Stuffed with new gameplay modes such as the focus attacks and ultra combos, Street Fighter came back with a bang for a fourth instalment in the series. Gone were the sprites of the past, and in came strikingly beautiful calligraphic artwork, all rendered with full 3D modelling. The result? The best-looking Street Fighter to date, with a ramped-up variation on the classic gameplay to match..
Not to be outdone by Capcom, Namco had a few surprises up their sleeve for the return of Tekken. The new scenario Campaign mode was matched with bigger and more interactive fighting stages for the traditional battles, and there were new tweaks to the fighting system too with the new Rage function allowing for some truly nail-biting last stands. Add in the largest roster of playable fighters yet, and it was definitely game-on.

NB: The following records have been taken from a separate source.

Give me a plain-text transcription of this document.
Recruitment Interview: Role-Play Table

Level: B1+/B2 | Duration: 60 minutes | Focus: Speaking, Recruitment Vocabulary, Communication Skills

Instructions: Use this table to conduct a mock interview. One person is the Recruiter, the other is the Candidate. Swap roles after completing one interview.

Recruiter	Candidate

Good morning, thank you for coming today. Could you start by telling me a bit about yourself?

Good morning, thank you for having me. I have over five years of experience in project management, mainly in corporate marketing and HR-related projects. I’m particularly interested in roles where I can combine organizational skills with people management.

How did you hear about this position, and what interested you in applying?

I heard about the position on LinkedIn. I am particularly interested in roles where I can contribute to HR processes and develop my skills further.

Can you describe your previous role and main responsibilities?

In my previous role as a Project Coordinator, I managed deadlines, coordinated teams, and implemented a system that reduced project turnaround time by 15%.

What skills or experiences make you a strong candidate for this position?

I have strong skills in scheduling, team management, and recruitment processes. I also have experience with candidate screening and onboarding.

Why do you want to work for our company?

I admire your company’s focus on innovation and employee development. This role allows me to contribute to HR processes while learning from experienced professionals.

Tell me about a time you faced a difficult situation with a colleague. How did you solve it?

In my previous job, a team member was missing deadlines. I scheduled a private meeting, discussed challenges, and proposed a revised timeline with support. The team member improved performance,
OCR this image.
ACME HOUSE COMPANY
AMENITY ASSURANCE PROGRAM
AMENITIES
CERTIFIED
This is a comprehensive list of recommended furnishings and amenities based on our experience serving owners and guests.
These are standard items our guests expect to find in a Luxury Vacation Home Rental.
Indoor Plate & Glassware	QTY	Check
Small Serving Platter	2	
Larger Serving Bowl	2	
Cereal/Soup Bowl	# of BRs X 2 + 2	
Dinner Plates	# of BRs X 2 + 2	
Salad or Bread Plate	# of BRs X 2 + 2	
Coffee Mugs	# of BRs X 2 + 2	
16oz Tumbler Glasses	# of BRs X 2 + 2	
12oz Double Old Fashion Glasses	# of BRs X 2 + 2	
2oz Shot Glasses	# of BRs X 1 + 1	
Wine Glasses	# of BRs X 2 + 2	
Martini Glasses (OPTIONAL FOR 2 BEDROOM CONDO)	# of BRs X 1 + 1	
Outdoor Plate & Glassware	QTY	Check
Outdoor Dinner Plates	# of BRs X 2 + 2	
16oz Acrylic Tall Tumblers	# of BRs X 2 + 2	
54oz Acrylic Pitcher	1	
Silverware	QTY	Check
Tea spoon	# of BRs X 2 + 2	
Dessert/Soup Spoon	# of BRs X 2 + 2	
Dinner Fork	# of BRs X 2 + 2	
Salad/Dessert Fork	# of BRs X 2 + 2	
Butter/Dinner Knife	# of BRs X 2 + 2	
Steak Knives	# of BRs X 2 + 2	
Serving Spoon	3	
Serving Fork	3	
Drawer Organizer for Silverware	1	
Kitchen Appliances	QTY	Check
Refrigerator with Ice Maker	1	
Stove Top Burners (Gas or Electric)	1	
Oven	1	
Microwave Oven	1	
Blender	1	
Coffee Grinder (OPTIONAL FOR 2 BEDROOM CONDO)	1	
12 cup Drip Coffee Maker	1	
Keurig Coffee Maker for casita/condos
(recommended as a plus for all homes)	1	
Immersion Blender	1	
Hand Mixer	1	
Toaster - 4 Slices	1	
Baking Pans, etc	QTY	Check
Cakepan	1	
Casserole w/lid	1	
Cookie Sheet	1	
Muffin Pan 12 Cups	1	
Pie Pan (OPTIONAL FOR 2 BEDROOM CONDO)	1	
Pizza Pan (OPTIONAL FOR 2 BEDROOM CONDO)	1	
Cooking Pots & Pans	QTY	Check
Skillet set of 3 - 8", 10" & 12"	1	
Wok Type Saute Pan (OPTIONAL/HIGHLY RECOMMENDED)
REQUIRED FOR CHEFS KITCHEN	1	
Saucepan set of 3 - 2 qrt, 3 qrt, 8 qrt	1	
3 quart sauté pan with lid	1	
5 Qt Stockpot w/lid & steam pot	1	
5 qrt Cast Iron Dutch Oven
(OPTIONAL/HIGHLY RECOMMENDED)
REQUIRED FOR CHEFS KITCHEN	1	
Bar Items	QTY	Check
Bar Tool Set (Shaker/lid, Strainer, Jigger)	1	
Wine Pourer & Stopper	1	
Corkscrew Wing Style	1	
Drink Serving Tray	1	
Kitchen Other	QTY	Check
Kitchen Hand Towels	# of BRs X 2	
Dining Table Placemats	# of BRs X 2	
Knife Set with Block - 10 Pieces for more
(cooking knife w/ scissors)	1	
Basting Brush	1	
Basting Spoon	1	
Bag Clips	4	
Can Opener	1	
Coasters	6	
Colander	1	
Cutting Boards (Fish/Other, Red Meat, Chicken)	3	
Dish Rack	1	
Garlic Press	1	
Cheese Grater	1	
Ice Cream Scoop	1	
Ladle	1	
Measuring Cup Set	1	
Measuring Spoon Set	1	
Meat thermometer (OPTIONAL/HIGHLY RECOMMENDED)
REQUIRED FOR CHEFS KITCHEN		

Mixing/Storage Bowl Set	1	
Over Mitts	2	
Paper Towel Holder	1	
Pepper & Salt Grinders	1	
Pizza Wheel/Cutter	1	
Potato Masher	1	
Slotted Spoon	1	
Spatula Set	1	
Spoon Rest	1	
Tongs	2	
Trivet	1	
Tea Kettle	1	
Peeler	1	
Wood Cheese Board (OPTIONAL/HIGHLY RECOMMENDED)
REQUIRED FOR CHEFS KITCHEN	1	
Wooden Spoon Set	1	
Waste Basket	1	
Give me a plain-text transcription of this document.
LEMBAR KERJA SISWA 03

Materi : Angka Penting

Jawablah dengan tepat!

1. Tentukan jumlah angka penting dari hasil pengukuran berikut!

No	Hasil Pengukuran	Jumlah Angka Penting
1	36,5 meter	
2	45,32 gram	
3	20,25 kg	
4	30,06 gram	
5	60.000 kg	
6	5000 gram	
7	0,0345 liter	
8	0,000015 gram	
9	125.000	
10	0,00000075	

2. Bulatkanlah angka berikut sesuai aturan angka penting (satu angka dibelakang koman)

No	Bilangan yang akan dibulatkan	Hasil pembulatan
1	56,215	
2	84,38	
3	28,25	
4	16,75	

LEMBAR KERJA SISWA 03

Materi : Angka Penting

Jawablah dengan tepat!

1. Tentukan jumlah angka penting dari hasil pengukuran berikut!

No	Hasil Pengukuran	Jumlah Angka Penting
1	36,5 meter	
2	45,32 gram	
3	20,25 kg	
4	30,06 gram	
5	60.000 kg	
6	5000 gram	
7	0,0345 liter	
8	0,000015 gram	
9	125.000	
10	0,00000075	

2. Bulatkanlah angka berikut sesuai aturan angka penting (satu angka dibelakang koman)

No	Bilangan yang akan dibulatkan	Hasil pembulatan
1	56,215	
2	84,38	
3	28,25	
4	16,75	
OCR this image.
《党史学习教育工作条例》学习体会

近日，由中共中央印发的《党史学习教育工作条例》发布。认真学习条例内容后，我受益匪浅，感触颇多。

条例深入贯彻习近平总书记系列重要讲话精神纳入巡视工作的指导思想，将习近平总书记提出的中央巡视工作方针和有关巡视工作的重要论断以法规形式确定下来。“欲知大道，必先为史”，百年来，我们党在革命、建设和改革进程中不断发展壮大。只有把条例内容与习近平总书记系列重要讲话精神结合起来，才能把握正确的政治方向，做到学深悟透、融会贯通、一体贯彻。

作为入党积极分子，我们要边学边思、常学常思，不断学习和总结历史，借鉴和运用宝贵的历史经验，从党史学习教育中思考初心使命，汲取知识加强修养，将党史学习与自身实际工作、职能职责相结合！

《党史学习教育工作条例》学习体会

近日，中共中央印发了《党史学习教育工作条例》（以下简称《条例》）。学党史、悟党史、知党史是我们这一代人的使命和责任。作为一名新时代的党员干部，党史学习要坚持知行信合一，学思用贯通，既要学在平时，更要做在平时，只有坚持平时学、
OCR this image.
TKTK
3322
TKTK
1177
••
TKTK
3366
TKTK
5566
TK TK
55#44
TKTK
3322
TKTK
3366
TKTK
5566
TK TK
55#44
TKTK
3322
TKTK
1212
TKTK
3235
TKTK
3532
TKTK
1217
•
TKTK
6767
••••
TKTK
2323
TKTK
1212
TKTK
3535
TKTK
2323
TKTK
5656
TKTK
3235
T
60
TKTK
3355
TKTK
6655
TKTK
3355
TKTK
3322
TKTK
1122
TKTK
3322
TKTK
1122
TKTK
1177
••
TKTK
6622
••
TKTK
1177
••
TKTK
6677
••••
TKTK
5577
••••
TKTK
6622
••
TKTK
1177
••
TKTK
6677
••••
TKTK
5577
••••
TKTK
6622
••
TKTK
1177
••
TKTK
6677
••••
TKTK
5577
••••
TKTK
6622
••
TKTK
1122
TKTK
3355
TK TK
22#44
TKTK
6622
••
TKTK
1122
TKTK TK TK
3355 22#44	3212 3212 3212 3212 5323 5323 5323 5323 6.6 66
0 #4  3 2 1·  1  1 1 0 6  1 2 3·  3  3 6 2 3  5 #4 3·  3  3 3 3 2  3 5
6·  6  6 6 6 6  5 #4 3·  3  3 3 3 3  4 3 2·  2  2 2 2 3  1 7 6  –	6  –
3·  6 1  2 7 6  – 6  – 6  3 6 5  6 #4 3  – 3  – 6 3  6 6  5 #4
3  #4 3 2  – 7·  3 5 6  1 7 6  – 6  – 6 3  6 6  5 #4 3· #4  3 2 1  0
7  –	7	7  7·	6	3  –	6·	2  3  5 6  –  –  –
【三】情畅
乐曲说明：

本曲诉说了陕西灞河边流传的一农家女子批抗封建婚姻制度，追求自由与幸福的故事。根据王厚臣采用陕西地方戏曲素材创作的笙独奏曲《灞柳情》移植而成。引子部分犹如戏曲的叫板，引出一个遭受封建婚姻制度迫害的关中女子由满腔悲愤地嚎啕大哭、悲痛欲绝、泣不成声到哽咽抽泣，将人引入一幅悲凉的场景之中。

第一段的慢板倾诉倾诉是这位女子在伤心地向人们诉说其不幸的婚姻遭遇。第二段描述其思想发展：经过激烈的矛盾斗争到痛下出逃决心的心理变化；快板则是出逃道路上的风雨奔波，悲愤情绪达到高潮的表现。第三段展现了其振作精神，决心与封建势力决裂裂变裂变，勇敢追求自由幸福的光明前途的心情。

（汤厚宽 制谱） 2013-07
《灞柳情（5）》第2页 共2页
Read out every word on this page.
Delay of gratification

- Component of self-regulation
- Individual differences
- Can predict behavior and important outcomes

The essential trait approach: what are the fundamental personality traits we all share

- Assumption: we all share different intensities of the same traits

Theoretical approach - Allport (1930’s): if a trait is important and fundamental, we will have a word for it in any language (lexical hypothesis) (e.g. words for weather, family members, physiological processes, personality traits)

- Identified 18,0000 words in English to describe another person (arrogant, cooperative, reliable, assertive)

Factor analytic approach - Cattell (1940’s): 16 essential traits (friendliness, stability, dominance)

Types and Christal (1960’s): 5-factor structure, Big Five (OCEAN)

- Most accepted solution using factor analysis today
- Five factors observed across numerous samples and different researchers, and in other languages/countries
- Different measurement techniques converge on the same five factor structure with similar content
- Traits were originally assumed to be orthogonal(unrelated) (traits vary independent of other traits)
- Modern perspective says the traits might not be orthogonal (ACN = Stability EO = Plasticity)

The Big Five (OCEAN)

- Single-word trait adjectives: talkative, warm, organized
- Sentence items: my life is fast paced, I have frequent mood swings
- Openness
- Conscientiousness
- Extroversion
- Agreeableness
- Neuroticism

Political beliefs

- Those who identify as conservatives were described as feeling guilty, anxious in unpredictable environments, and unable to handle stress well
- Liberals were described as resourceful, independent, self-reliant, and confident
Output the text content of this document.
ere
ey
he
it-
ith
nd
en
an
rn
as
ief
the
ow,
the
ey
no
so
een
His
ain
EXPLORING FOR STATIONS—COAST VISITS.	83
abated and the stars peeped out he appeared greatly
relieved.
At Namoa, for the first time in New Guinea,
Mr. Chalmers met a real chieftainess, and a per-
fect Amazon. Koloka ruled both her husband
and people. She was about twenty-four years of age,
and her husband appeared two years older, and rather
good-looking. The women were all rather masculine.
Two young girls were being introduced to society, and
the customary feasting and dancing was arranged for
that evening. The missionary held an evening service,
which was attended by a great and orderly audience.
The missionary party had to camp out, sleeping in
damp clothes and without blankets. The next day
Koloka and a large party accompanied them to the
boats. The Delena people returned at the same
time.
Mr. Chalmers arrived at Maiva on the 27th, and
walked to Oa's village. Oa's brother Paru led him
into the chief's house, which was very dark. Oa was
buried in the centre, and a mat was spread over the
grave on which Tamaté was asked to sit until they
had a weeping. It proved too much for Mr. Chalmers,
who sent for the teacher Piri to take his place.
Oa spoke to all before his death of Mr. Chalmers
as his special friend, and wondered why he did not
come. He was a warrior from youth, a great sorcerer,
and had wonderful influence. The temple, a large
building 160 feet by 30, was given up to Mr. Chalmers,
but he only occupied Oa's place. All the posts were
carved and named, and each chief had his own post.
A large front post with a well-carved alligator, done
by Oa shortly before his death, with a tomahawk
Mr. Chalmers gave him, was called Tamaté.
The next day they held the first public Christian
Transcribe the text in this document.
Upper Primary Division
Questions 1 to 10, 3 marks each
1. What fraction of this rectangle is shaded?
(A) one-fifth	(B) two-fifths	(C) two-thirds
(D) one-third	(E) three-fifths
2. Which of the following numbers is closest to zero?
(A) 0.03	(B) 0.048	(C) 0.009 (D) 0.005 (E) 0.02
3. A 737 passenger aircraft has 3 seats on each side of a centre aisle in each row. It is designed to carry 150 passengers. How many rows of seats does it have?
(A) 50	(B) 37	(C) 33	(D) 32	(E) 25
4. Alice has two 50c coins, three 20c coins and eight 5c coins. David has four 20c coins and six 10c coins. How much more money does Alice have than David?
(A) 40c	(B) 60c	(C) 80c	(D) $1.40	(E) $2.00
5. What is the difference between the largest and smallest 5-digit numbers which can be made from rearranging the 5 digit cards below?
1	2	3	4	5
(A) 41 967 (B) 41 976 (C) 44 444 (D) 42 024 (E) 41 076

Described as a realistic mixed-martial arts simulator by its developers, one thing was for certain, UFC returned to the gaming scene after a 5 year hiatus. With nearly 100 fighters to choose from, six major primary fighting styles to battle with, and one of the deepest combat systems around, Undisputed proved to be an impressive and worthy return for the series.
It just gets better each year. More wrestlers, more options, more customisation. everything returned but bigger and better than before. Now you could even create your own storylines featuring the WWE's weekly shows, setting up fights, power-plays and twists in the tale to your liking. Oh yeah, and they finally fixed it so that Royal Rumble didn't suck.